There is another throughline that quite easily gives the album its worst moments. On several song outros, Gibbs features staged voicemails he has received from his celebrity friends. The voicemail featured on “Space Rabbit” is breathtakingly bad, causing the listener to ask, “Why in the hell is the self-proclaimed ‘RoastMaster General’ Jeff Ross on a Freddie Gibbs album?” Sure, I was a fan of Ross in middle school, and I still think he’s good for a few cheap laughs every once in a while. But subjecting your audience to 45 seconds of mediocre Jeff Ross roasts over a warped old school-inspired beat is criminal. The pacing is all off — it’s not even close to Ross’ element. The next voicemail is not much better; everyone’s favorite idiot Joe Rogan makes an appearance, telling Gibbs that he has mushrooms, DMT, Kevlar underwear, and extra bullets before letting out a painfully hearty, “LETS FUCKING GO!” Ignoring all of the reasons that Joe Rogan is problematic and also generally a dumbass, the interlude is incredibly eye-roll-inducing.

This is not to say that there aren’t highlights on the album. The first two tracks, “Couldn’t Be Done” and “Blackest in the Room,” are some of the strongest Gibbs has produced in recent memory. There are multiple instances where transitions between songs are so unbelievably smooth that I only noticed them on my tenth or eleventh listen. Particularly, the transition between “Too Much” and “Lobster Omelette” is absolutely nasty, utilizing tempo changes to create an impressively subtle sonic shift.

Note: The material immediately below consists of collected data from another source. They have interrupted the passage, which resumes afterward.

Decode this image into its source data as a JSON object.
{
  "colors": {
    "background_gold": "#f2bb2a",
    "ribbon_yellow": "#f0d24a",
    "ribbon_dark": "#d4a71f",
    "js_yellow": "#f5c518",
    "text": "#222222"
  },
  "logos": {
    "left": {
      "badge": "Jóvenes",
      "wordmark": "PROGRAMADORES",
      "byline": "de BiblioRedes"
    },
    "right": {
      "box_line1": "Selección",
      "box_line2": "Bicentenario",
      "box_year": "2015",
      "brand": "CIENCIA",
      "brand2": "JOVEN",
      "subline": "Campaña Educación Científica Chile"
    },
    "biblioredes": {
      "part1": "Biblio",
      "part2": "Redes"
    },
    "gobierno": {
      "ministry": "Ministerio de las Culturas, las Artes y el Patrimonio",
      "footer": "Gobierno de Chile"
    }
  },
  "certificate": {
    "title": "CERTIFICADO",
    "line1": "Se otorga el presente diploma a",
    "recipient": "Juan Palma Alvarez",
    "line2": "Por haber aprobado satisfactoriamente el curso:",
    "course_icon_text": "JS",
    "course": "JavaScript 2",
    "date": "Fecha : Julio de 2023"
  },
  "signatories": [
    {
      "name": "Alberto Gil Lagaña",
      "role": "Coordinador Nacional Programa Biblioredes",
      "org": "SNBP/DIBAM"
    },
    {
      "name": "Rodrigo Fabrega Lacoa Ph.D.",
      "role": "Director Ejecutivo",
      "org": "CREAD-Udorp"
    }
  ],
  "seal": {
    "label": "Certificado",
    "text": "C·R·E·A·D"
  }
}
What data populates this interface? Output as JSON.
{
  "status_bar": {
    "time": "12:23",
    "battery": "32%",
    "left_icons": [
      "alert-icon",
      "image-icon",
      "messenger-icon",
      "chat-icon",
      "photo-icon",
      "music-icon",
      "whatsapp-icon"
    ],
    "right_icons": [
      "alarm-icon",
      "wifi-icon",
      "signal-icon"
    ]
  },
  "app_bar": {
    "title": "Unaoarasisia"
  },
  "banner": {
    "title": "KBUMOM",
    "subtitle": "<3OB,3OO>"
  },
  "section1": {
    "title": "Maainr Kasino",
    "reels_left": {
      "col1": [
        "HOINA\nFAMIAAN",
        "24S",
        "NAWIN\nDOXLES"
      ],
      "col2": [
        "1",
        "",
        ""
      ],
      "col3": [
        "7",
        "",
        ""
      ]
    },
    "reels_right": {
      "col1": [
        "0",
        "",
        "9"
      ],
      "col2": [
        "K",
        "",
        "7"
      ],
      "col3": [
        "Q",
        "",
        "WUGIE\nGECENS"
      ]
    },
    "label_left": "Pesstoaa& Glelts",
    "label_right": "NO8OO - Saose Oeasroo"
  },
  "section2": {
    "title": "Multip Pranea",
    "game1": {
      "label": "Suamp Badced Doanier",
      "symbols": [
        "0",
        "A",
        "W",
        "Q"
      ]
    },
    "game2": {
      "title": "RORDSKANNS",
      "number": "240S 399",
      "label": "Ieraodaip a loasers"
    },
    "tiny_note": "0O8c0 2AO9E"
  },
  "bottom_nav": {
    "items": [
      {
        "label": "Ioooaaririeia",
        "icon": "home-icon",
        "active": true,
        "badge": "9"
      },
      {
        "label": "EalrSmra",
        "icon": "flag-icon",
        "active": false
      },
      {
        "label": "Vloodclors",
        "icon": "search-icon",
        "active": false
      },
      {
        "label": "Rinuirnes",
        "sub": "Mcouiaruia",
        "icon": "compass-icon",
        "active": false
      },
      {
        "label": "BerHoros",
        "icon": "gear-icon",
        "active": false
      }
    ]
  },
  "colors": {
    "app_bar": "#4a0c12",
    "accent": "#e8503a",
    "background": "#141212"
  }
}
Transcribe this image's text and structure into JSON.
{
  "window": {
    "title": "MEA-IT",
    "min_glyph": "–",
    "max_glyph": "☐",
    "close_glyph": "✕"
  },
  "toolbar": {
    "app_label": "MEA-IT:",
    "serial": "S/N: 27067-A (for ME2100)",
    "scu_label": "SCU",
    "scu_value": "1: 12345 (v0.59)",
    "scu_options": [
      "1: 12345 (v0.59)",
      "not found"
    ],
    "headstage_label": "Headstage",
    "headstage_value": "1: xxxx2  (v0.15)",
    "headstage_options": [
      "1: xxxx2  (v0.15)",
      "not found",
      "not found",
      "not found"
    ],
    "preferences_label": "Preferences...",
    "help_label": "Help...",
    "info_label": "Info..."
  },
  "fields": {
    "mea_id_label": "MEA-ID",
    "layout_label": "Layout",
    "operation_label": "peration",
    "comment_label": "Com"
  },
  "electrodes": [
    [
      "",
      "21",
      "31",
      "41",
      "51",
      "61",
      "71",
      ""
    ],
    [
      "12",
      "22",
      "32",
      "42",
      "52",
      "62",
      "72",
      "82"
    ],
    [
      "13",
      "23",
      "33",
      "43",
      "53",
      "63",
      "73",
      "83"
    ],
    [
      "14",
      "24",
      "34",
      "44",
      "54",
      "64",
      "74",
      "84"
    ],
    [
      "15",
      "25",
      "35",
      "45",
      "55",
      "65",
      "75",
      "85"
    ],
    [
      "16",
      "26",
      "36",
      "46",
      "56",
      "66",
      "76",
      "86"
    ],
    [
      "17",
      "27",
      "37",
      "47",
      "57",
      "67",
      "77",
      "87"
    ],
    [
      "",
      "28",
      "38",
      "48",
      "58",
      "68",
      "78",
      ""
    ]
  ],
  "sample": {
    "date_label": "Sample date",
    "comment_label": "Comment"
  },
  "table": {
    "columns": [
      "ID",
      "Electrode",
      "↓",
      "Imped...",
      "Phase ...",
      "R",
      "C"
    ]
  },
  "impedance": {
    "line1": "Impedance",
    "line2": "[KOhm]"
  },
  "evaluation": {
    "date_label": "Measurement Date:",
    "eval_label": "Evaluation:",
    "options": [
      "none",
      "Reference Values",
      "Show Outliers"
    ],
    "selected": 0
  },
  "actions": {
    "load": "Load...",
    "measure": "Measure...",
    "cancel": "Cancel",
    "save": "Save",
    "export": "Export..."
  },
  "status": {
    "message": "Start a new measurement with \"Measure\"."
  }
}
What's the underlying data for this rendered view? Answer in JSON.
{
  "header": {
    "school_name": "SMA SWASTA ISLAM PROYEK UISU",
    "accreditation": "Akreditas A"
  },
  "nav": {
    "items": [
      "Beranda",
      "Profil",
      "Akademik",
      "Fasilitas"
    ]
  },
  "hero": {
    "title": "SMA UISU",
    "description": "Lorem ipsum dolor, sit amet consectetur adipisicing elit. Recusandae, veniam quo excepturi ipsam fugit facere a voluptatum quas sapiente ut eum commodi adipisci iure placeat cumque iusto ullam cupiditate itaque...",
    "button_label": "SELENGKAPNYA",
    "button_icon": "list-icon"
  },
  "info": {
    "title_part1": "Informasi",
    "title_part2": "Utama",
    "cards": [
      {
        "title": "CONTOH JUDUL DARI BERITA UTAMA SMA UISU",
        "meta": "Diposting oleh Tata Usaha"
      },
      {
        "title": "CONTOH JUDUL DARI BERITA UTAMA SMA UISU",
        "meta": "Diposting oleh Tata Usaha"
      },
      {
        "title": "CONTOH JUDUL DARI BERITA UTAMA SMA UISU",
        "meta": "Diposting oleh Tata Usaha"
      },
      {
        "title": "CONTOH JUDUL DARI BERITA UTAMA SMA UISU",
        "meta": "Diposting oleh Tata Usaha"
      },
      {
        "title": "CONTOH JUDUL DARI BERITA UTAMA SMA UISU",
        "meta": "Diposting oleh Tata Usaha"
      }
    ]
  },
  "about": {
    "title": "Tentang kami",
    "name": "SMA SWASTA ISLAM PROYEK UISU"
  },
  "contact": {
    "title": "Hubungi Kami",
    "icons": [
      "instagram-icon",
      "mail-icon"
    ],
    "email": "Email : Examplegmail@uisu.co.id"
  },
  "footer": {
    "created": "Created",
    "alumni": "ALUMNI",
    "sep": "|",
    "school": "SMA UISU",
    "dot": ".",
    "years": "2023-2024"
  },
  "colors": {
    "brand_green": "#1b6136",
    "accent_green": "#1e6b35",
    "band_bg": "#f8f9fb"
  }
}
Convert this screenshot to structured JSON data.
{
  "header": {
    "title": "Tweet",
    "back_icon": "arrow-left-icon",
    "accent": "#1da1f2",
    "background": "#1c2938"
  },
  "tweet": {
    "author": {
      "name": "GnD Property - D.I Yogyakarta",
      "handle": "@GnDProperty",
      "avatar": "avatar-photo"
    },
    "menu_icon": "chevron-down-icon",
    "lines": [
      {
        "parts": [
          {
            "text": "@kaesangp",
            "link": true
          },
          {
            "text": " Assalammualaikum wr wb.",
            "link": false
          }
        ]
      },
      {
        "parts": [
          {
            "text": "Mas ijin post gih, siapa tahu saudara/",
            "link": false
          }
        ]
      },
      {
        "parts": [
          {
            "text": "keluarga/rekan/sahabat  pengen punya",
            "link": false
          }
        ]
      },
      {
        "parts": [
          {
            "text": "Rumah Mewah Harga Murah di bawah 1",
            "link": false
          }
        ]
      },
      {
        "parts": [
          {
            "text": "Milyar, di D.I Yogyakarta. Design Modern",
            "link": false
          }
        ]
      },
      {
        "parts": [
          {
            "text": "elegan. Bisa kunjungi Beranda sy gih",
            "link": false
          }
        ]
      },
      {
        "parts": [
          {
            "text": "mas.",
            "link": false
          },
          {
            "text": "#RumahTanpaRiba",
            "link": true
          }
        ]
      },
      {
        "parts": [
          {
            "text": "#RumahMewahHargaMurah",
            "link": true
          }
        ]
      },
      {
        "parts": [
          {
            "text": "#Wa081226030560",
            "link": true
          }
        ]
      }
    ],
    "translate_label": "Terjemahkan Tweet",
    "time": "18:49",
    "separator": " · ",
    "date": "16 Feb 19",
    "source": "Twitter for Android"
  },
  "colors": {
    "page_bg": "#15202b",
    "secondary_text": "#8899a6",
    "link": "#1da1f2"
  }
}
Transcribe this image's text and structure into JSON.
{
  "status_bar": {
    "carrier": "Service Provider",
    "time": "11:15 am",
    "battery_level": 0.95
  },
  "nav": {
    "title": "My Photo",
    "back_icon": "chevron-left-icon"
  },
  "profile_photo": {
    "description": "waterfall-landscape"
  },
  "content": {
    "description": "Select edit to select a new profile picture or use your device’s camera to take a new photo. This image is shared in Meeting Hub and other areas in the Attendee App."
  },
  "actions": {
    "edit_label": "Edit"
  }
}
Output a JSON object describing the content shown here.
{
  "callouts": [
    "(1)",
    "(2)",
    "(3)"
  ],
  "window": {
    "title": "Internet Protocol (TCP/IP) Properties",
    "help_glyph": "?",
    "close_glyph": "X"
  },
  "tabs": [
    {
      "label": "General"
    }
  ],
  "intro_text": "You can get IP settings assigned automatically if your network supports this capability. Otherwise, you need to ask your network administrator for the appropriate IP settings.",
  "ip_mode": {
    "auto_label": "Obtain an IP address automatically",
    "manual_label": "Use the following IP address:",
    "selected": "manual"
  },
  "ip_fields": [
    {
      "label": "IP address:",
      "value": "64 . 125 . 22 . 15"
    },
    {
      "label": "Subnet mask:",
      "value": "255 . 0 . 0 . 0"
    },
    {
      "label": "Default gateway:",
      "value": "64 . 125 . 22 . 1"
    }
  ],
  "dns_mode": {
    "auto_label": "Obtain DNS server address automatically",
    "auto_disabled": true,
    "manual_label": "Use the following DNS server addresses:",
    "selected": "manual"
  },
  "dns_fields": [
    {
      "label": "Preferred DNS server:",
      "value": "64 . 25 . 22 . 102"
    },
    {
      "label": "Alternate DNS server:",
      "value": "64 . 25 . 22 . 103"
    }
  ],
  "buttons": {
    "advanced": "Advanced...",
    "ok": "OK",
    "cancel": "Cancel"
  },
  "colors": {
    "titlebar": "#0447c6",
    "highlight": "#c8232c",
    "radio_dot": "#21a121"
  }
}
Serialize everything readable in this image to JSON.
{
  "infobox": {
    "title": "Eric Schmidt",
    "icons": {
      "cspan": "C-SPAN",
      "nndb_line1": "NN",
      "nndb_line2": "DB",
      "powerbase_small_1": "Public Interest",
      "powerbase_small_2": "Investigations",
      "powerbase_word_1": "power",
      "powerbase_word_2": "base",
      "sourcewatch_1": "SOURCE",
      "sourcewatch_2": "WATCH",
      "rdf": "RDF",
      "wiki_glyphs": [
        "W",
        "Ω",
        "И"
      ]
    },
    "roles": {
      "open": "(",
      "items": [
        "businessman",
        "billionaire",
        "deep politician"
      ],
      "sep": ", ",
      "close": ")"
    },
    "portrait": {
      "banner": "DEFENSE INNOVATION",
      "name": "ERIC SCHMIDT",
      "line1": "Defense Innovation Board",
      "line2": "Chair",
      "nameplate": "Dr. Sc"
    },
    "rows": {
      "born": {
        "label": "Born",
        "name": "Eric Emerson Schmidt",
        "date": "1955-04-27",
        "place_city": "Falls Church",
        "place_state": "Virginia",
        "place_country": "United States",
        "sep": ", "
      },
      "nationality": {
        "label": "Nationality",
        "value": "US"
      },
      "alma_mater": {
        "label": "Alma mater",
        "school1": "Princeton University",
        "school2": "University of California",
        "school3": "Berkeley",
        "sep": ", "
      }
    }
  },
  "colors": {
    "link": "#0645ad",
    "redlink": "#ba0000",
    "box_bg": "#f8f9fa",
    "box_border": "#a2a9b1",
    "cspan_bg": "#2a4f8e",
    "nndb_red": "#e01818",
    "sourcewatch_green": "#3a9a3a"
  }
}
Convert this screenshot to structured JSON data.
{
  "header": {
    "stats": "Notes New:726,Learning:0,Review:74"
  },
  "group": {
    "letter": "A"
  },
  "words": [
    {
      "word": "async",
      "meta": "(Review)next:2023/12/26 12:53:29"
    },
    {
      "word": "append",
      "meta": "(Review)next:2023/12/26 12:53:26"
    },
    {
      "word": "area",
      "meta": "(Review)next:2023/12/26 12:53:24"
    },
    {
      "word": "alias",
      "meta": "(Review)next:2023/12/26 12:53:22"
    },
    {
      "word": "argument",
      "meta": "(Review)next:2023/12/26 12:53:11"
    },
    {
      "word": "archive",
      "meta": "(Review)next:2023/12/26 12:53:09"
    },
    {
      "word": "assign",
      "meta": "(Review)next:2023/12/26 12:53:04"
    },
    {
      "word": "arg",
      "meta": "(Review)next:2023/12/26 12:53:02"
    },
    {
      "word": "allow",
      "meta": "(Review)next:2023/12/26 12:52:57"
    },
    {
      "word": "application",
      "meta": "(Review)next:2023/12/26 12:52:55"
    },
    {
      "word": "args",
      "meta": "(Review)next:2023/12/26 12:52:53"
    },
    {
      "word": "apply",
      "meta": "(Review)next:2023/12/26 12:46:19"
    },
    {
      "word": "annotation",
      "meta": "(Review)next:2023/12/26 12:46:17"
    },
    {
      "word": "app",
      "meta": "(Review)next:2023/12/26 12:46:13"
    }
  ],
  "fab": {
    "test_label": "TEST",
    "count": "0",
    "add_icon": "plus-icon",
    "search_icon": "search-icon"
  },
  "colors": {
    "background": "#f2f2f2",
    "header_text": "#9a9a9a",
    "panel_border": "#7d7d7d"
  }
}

Gibbs still does what he is good at. He is still lyrically clever and charismatic. He still raps about cocaine. But he doesn’t show any progress from his last album. My biggest issue with this project is it could be from any era of Freddie Gibbs’ discography. You could tell me this album released in 2015 and I would believe you without hesitation. If this was the first Gibbs effort I had ever listened to, I would love it, but I’m getting a little bit tired of the schtick.